First edition: 400 copies.
DL: B 17981-2014
Price: 10€

Destino

GONG! is a quarterly monograph. Each number is exclusively devoted to a single artist who is given 48 pages, plus cover, to do whatever s/he wants, with the least possible interference from Terranova. On a separate identical in format 1-colour insert we include a thorough interview of the artist with an overview of her/his career and an explanation of the motivations that lead them to do what they did with the issue of the magazine. The magazine’s masthead included on the insert changes with every new issue and is also designed by the artist.
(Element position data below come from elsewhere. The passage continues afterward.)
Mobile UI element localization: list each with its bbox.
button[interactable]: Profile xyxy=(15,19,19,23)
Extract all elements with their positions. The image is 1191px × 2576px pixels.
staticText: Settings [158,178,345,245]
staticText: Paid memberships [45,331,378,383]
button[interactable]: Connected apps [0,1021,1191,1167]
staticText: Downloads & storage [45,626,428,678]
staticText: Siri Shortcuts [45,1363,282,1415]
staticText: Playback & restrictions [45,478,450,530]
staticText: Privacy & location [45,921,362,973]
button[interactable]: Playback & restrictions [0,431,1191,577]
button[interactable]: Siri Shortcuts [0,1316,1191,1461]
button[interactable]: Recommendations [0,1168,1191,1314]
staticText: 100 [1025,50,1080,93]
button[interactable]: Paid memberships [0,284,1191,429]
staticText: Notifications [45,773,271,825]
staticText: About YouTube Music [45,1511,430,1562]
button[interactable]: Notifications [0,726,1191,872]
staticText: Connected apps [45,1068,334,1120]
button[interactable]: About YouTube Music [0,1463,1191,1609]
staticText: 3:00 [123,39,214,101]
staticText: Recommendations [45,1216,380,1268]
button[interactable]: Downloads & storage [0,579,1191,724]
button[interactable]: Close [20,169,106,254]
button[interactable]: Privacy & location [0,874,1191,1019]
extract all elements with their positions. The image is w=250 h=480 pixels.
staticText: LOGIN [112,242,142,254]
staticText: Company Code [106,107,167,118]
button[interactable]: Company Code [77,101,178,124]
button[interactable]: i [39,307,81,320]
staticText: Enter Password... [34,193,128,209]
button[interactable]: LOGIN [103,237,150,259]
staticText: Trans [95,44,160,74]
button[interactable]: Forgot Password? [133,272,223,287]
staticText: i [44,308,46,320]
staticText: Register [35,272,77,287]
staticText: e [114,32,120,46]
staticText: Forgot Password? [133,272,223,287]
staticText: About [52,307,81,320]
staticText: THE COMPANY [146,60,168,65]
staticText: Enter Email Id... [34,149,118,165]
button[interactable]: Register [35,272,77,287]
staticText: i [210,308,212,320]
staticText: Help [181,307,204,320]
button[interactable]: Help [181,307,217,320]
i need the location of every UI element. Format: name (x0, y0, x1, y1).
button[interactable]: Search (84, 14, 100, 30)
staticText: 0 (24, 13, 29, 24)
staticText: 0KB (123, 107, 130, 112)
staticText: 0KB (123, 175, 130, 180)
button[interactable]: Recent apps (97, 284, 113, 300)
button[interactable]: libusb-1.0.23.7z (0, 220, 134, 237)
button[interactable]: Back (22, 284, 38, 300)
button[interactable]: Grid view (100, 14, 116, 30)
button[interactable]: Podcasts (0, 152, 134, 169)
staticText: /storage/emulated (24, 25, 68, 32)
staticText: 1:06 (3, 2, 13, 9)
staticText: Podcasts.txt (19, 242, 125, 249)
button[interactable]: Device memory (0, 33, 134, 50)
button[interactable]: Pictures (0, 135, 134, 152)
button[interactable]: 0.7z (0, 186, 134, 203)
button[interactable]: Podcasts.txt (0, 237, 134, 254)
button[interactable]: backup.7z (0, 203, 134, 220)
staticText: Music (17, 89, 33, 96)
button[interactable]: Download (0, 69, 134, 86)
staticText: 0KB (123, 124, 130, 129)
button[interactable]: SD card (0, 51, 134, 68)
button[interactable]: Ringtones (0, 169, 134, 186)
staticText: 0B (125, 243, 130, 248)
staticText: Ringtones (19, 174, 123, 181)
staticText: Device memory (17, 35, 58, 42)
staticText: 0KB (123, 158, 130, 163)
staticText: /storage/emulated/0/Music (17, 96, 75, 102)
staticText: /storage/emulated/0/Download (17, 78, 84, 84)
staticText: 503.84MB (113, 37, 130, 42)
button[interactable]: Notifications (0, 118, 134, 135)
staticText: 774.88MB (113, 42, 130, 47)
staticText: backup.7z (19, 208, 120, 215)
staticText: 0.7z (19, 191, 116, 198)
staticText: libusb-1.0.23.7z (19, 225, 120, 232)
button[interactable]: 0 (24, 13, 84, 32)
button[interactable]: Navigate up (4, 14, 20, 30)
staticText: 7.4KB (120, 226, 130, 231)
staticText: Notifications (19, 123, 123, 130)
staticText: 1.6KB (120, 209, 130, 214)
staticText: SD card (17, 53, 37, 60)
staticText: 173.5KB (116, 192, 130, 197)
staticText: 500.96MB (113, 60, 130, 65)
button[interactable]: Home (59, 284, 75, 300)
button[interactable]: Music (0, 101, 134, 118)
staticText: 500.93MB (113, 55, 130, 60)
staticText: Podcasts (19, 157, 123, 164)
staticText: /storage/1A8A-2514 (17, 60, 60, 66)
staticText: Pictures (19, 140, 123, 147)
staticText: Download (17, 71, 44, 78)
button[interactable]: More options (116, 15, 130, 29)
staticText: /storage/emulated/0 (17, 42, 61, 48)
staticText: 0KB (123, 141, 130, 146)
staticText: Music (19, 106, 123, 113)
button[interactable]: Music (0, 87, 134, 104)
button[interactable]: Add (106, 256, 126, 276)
The first issue was published in the summer of 2014 and was devoted to illustrator Mirena Ossorno. Mirena decided to fill all 48 pages with abstract patterns exclusively designed for this publication. It was also her idea to restrict the use of colour to just two shades (yellow and black) and to mix all sorts of different formats together, from collage to Chinese ink brush to Photoshop airbrush or Artstudio features. Some of the designs were even photocopied and printed with risograph. For this issue, Victor Ginesta Rodríguez made the interview and Alba Yruela took Mirena’s portrait.

This is the brief biographical introduction that Victor gives us on Mirena:

Mirena Ossorno (Denia, 1987) is a graphic artist living in Barcelona who after finishing illustration studies at La Massana art school immersed herself into the world of self-edition. She’s responsible for the fanzine “Sueño Samoano”, with four published issues so far, and also for the renowned feminist fanzine “Bulbasaur”, co-edited with Andrea Alvarado Vives and Blanca Miró, on which they combine a focus on fresh aesthetics with poignant essays, reviews and dissemination: a political oasis of lipsticks with razorblades.

As artist and illustrator, the work of Ossorno is eminently pop, based on re-appropriation and conceptual playfulness. Inspired by 80s aesthetics as much as by 70s art direction, her style has evolved from the dirty lines of her first creations to an much more subtle line used on her current work which comprises gags, patterns, interiors and posters inspired by her own day-to-day experiences.